11-22-24: 'Load Problem Set' button clicked on the documents tab
11-22-33: Trying to load problem set from /private/scratch/dblanchard/NLI/toefl-public-jstylo.xml
11-22-34: GUI Update: update documents tab with current problem set started
11-22-44: 'Remove Author(s)' button clicked under the 'Training Corpus' section on the documents tab.
11-22-46: Removed authors:
                > English
11-22-51: Preset feature set selected in the features tab.
11-22-51: loaded preset feature set: WritePrints
11-22-53: Feature selected in the features tab: POS Tags
11-22-57: 'Remove' feature button clicked in the features tab.
11-22-58: Feature selected in the features tab: null
11-22-58: Removed feature POS Tags
11-22-59: Feature selected in the features tab: POS Bigrams
11-23-00: 'Remove' feature button clicked in the features tab.
11-23-02: Feature selected in the features tab: null
11-23-02: Removed feature POS Bigrams
11-23-03: Feature selected in the features tab: POS Trigrams
11-23-04: 'Remove' feature button clicked in the features tab.

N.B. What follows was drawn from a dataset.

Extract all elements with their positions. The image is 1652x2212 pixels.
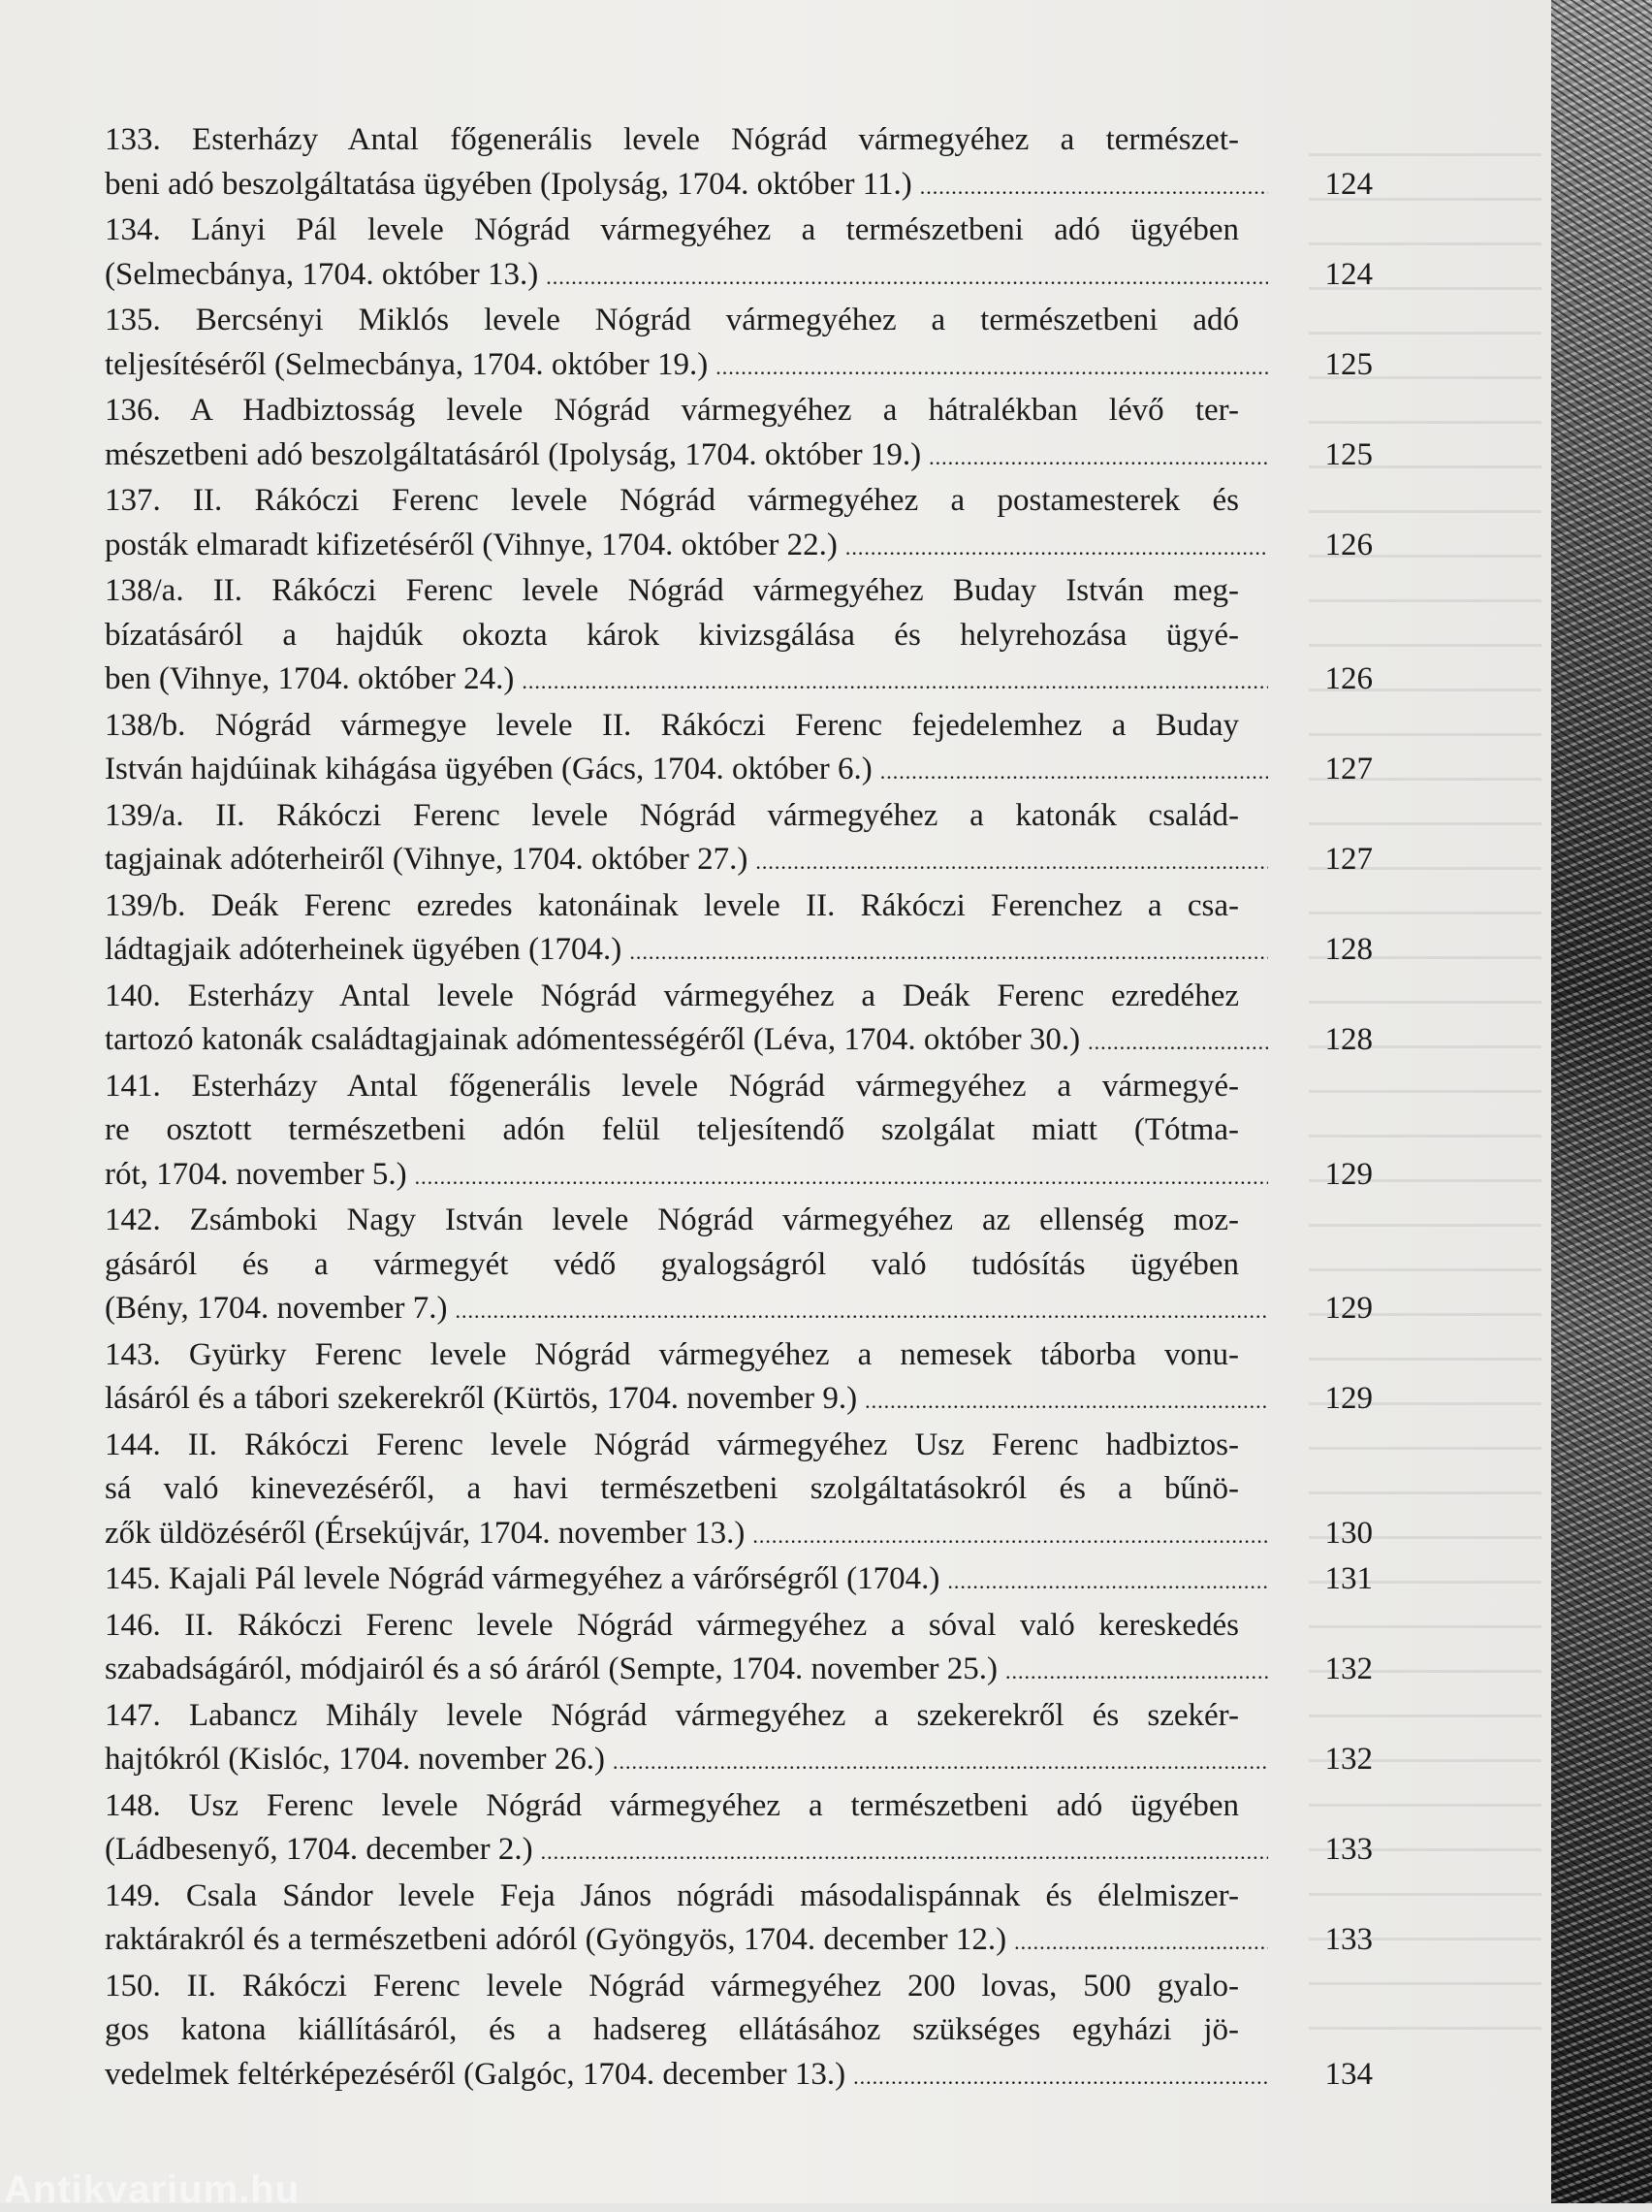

11-23-05: Feature selected in the features tab: null
11-23-05: Removed feature POS Trigrams
11-23-09: Classifier selected in the available classifiers tree in the classifiers tab: SMO
11-23-10: 'Add' button clicked in the analysis tab.
11-23-10: Classifier tree unselected in the classifiers tab.
11-23-14: Calculate InfoGain checkbox was clicked on the analysis tab.
11-23-14: Calculate InfoGain option - unselected
11-23-16: 'Run Analysis' button clicked in the analysis tab.
11-23-17: >>> Run Analysis thread started.
11-23-17: Extracting features from training corpus...

I've done it with a very small subset of my corpus (15 documents from 3 authors) and it finishes very quickly, so I guess the issue is that the tool isn't really intended for corpora of the size we're dealing with. The 10,000 document set is already a small subset of the actual 100,000 document corpus I was originally planning on processing.